We performed immunohistochemistry from bioptic material of the ethmoidal sinus. Hematoxylin and eosin (H&E) and Grocott methenamine-silver staining (GMS) revealed mucormycosis with an angioinvasive character causing thrombosis and extensive necrosis (Fig. 2A and B). Endothelial GRP78 expression was illustrated by a commercial GRP78-specific antibody (GRP78/BiP, C50B12, 1:200; Cell Signaling Technology) (8). We could demonstrate a high in situ expression level of GRP78 on endothelial cells, especially those exposed to invading Rhizopus hyphae (Fig. 2C). GRP78 was also markedly expressed on infiltrating macrophages demarking necrotic areas (Fig. 2D).

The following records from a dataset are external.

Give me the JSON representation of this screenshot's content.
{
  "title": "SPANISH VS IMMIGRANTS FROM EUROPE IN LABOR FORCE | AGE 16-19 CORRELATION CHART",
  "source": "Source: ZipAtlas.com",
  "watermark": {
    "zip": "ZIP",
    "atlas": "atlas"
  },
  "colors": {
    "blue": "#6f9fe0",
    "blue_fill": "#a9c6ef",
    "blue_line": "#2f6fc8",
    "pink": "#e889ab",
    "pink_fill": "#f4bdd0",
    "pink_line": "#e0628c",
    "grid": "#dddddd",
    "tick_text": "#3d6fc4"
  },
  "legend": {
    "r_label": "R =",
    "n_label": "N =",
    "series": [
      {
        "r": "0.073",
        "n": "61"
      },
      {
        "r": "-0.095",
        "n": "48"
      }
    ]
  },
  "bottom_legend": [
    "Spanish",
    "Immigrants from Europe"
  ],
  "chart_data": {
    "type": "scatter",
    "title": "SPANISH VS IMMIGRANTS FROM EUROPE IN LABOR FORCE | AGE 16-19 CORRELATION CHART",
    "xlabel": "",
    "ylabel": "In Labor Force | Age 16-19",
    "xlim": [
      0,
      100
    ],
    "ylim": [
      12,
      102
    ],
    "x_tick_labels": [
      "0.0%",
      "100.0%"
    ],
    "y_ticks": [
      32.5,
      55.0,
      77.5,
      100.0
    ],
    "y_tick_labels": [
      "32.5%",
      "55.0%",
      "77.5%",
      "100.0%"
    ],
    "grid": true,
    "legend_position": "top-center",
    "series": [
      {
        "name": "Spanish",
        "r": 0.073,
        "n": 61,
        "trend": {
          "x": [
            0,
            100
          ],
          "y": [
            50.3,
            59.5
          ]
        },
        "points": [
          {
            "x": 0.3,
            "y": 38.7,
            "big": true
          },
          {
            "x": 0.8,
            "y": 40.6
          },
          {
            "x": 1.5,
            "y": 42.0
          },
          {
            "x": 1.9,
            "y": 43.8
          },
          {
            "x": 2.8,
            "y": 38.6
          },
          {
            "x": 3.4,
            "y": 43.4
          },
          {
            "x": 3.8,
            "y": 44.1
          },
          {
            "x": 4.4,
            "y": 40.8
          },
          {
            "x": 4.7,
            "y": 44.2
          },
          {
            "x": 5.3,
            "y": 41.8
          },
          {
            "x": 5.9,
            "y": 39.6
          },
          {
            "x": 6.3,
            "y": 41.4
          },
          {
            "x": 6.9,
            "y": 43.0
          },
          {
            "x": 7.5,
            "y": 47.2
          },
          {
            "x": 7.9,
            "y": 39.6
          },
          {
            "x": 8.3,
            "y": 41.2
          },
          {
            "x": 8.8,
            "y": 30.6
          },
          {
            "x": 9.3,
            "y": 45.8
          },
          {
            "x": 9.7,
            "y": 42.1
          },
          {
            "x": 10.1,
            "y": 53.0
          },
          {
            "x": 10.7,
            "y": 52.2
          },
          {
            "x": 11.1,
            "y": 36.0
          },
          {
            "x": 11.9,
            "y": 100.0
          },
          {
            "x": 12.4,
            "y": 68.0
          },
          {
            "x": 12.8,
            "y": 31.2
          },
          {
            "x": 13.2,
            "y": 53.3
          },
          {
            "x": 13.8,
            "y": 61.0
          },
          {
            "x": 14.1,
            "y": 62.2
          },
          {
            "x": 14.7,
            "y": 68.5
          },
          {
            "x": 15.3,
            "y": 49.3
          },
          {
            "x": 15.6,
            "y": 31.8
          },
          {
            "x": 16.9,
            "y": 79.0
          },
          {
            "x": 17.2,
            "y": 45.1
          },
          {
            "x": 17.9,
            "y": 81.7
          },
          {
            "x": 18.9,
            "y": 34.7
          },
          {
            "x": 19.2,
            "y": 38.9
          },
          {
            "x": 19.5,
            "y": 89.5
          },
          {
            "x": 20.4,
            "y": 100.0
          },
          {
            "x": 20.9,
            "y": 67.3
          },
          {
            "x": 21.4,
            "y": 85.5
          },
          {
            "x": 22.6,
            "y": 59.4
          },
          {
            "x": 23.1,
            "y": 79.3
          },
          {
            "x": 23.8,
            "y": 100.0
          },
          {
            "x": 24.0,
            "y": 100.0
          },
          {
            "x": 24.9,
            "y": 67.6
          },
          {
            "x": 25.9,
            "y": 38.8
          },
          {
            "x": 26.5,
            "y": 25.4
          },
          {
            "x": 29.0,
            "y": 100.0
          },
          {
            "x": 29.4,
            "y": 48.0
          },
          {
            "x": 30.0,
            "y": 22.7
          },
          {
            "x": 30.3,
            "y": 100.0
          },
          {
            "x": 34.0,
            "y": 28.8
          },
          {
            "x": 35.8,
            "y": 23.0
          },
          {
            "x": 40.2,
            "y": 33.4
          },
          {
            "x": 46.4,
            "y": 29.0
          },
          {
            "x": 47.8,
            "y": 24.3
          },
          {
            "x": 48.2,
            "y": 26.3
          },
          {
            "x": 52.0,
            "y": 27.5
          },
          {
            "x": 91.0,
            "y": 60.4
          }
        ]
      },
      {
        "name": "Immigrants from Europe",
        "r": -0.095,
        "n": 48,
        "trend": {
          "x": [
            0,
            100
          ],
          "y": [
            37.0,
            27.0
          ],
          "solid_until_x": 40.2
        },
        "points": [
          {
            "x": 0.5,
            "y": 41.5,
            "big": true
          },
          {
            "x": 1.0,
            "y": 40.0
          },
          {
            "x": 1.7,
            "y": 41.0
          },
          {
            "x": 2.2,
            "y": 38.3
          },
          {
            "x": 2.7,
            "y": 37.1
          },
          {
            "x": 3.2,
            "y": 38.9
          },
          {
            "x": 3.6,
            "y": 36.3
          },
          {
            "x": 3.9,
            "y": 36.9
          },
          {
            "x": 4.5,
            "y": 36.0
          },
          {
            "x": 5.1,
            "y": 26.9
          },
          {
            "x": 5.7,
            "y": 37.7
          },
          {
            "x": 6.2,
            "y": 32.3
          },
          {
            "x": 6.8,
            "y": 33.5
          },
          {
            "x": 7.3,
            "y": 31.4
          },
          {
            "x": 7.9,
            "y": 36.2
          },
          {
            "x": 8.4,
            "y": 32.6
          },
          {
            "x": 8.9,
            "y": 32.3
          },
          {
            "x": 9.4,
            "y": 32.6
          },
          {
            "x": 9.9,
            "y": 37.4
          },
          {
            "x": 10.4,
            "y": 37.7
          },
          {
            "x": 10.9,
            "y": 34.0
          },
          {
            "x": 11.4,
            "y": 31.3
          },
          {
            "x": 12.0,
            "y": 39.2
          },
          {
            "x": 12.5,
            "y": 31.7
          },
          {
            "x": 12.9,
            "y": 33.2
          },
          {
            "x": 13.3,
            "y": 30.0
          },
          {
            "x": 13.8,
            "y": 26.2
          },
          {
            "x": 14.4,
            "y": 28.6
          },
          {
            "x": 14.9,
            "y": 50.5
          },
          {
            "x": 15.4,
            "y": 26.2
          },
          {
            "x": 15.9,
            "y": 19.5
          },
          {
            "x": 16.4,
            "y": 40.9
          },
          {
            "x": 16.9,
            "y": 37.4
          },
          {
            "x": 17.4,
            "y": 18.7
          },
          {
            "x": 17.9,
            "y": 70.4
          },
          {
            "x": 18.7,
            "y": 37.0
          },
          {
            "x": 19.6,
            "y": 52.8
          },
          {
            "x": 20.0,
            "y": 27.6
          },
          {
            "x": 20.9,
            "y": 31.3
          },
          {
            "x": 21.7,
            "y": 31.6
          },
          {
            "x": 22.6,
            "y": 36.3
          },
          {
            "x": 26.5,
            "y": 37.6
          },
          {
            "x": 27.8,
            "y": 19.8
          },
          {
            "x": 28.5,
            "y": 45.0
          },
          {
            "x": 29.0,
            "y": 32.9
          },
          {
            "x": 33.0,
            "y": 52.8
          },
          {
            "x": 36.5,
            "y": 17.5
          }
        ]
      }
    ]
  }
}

In comparison, endothelial cells not directly affected by Rhizopus presented markedly lower GRP78 staining intensity (Fig. 2E).

FIG 2.

FIG 2

(A) H&E staining of the resected sinoid mucosa presented angioinvasive mucormycosis, causing thrombosis and widespread necrotic areas (scale bar, 20 μm). (B) Grocott staining confirmed angioinvasive infiltration. Red arrowheads highlight a vessel wall infiltrated with R. oryzae organisms (scale bar, 20 μm). (C) Immunohistochemical GRP78 staining (GRP78/BiP, C50B12, 1:200; Cell Signaling Technology) demonstrated an intense expression on infiltrated endothelial cells (scale bar, 10 μm). (Inset in panel C) Higher magnification. The green arrow marks endothelial cells close to R. oryzae (*). (D) Black arrowheads highlight interstitial GRP78-positive macrophages demarking necrotic areas (star) infiltrated with R. oryzae (*) (scale bar, 10 μm). (E) GRP78 staining of endothelial cells (green arrows) not affected by R. oryzae in the same section demonstrates much lower expression levels (scale bar, 10 μm).

GRP78 was shown to be a receptor for Rhizopus during invasion and subsequent damage of human umbilical vein endothelial cells (6, 9). Coincidently, Mucorales cell surface proteins CotH2 and CotH3, presented exclusively by fungal members that cause mucormycosis, were identified to be the fungal ligands that adhere to GRP78 during invasion of the vasculature (7). Targeting GRP78 expression by genetic or antibody approach inhibited fungal penetration in host cells in vitro and in vivo (6, 10). However, such approaches were ineffective with other fungal pathogens, pointing toward a unique pathophysiology of mucormycosis (6). The discovery of endothelial cell receptor GRP78 as well as its ligands CotH2 and CotH3 enables an investigation of novel treatments aimed at disrupting their specific interaction, thereby halting angioinvasion. This report confirms the importance of GRP78 in mucormycosis pathogenesis in a real-life case scenario, warranting further intensive investigation of endothelial invasion.

ACKNOWLEDGMENTS

A.S.I. is supported by Public Health Service grant R01 AI063503. V.V. is supported by the Else-Kröner-Fresenius Foundation.

The informed consent for analysis of the postmortem material was obtained from the first-degree relatives.

We have no conflicts of interest to declare.